Iniciamos esta sexta-feira um novo período de confinamento, no contexto de um claro agravamento da situação pandémica no nosso país. Poderá durar até quatro semanas... quem sabe ao certo? Deparamo-nos, mais uma vez, com a incerteza e a imprevisibilidade, o isolamento, o medo de contágio, a ansiedade associada à possível perda de emprego e de rendimentos, a morte. Falamos de perdas. Perdas diversas, sucessivas e que, naturalmente, têm um impacto negativo na nossa saúde. E quando falamos de saúde, falamos de saúde física e psicológica, indissociáveis para uma sensação plena de bem-estar.

Os dados de diversos estudos nacionais e internacionais têm vindo a corroborar aquilo por que já esperávamos. Por um lado, um aumento de quadros depressivos e ansiosos na população em geral e, por outro, maior sofrimento psicológico (com sintomas de depressão moderada e grave, ansiedade moderada e sintomas de perturbação de stress pós-traumático) em grande parte dos portugueses que estiveram em quarentena ou já recuperados da covid-19 (veja-se o mais recente estudo coordenado pelo Instituto Nacional Ricardo Jorge, http://www.insa.min-saude.pt/instituto-ricardo-jorge-promove-estudo-sobre-saude-mental-e-bem-estar-em-tempos-de-pandemia/).

Apesar desta realidade, em que diariamente se salienta a importância do autocuidado e da intervenção a nível da saúde mental, observa-se ainda a uma diferença muito significativa na forma como se perceciona a ajuda médica e a ajuda psicológica.

Pedir ajuda médica é por todos nós considerado como algo perfeitamente normal e expectável. Ninguém nos censura quando dizemos que temos diabetes, asma, cancro ou outra doença qualquer. Pelo contrário, somos de imediato escutados, compreendidos e encorajados a procurar especialistas.

O mesmo não podemos dizer em relação à saúde mental. Muitas pessoas sentem vergonha (sim, vergonha) em reconhecer perante si mesmos e, também, perante terceiros que se sentem ansiosos, deprimidos ou que experienciam qualquer outro sintoma. E quando esse reconhecimento surge, ainda é frequente ouvir-se dizer que "tudo se resolve se pensarmos de forma positiva", "tens é de descansar" ou "não penses mais nisso, que isso passa".

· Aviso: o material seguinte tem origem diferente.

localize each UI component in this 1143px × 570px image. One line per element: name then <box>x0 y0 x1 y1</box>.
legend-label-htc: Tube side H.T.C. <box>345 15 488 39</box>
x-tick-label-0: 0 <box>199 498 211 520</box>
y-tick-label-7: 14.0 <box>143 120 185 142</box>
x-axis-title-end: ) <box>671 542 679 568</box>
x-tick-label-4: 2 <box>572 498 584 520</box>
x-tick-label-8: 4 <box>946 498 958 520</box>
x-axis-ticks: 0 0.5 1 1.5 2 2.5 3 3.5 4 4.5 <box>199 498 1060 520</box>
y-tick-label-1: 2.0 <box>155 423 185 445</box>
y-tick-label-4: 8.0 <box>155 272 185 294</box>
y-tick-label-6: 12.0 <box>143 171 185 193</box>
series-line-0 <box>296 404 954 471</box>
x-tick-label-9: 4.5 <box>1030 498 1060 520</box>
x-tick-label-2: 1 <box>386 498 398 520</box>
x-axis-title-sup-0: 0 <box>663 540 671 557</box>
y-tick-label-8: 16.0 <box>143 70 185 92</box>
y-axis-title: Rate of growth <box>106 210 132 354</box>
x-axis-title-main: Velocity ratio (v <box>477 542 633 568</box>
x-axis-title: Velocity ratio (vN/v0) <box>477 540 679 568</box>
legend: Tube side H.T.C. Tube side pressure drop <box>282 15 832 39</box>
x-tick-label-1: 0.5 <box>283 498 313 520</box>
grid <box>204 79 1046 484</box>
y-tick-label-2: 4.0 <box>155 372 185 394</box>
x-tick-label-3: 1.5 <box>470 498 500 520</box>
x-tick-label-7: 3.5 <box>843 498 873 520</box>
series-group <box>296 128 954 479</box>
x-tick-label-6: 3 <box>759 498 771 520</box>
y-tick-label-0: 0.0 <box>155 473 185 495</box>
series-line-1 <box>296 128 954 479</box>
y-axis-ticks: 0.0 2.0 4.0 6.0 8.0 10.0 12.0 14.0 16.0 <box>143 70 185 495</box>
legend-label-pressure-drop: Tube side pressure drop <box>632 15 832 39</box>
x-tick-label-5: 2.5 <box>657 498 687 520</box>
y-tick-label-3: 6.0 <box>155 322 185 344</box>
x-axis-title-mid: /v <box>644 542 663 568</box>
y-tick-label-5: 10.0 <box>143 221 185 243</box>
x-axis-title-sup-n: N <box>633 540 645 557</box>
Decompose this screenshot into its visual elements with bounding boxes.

Há uma desvalorização do sofrimento psicológico, olhando-se para quem sofre como alguém que é fraco, inferior ou incapaz. E, neste contexto, persistem ainda os estigmas que urge desmontar.

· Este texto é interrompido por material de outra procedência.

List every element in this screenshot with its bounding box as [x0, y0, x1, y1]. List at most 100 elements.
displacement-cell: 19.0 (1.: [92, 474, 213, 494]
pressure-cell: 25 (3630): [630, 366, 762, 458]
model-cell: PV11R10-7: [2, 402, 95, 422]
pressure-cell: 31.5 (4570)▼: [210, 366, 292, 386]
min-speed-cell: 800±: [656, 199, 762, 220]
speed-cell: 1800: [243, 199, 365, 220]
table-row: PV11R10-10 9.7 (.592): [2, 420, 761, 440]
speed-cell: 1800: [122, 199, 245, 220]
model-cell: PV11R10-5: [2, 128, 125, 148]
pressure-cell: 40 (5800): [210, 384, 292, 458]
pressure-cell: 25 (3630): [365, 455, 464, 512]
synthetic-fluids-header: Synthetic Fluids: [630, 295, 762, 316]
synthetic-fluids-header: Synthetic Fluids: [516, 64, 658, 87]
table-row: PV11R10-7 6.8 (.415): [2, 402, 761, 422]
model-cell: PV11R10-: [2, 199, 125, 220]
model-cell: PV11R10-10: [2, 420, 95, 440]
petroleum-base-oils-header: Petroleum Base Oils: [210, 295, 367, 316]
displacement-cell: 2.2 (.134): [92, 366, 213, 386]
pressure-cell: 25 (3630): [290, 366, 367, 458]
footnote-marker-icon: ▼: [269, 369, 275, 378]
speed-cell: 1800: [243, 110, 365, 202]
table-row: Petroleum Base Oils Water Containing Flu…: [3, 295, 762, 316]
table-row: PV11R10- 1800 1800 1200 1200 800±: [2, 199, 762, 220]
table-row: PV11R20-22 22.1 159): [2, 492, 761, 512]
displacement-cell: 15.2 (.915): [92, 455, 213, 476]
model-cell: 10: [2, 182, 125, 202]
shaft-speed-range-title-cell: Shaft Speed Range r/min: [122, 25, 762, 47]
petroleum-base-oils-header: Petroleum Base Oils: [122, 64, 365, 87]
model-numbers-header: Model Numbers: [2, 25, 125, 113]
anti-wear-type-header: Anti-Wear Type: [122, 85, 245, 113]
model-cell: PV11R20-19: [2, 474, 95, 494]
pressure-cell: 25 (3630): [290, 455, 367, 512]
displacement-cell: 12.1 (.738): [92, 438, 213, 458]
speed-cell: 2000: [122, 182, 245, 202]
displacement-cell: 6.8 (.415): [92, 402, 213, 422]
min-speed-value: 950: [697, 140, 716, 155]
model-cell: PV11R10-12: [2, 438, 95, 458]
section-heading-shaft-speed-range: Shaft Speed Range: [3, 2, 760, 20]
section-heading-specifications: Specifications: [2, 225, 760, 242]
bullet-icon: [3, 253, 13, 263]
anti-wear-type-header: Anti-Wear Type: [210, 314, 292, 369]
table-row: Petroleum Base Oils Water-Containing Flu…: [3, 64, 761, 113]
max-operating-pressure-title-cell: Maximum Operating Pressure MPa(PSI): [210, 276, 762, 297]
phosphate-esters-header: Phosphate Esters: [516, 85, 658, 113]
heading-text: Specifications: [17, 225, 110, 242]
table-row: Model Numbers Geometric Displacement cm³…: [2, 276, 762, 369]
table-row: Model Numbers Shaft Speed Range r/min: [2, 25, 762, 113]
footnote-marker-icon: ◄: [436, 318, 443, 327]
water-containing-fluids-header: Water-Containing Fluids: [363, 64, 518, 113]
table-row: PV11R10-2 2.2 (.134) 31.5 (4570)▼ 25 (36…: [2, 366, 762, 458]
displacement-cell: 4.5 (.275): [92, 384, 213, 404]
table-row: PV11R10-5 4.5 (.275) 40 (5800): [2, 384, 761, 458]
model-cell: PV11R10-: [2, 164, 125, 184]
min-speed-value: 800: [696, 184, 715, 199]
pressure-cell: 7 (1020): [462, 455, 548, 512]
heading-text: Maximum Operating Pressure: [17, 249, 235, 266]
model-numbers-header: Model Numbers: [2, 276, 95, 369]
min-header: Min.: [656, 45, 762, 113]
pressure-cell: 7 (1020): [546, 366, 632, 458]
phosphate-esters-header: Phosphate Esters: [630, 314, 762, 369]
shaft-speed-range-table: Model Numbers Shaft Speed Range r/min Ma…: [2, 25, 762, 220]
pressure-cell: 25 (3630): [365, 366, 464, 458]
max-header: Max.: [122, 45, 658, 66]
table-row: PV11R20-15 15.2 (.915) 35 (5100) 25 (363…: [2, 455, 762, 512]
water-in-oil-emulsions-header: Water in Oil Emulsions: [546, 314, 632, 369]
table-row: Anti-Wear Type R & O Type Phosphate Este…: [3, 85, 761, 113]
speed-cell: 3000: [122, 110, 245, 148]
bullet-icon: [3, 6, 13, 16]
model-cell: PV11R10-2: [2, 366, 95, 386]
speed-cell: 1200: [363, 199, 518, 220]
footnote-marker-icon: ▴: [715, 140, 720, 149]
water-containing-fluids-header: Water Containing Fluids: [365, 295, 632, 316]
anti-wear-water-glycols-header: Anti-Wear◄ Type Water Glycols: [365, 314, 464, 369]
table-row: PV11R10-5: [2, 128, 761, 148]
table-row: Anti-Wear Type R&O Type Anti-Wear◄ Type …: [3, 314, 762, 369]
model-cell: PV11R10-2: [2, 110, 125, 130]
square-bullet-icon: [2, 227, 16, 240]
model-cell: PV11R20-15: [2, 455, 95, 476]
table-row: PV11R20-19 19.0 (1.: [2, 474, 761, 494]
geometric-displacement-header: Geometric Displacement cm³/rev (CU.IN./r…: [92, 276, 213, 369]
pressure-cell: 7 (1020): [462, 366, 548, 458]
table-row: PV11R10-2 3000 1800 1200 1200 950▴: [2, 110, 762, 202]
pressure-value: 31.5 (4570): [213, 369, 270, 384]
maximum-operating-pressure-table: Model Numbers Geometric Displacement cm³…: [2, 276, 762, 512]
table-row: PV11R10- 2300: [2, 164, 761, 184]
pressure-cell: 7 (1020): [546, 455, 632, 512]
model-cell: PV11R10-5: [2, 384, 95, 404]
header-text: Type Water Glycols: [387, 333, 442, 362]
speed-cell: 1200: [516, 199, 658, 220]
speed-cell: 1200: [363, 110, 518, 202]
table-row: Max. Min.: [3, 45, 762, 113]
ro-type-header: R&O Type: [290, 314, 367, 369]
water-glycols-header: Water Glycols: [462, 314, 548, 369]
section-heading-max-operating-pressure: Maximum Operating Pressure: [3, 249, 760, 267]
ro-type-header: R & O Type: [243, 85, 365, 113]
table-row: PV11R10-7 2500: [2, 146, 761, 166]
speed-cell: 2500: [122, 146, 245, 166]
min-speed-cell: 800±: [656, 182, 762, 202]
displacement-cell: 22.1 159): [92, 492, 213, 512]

É fundamental mudarmos a narrativa e assumirmos, sem vergonha nem receio, que o sofrimento psicológico é tão importante quanto o sofrimento físico, influenciam-se mutuamente e, por isso mesmo, devem ser ambos tidos em conta com a mesma atenção. Pedir ajuda psicológica não é um comportamento dos fracos, mas antes um sinal de que se acredita num processo de mudança e que se está disposto a percorrer esse caminho.

Eu já pedi ajuda psicológica. E você?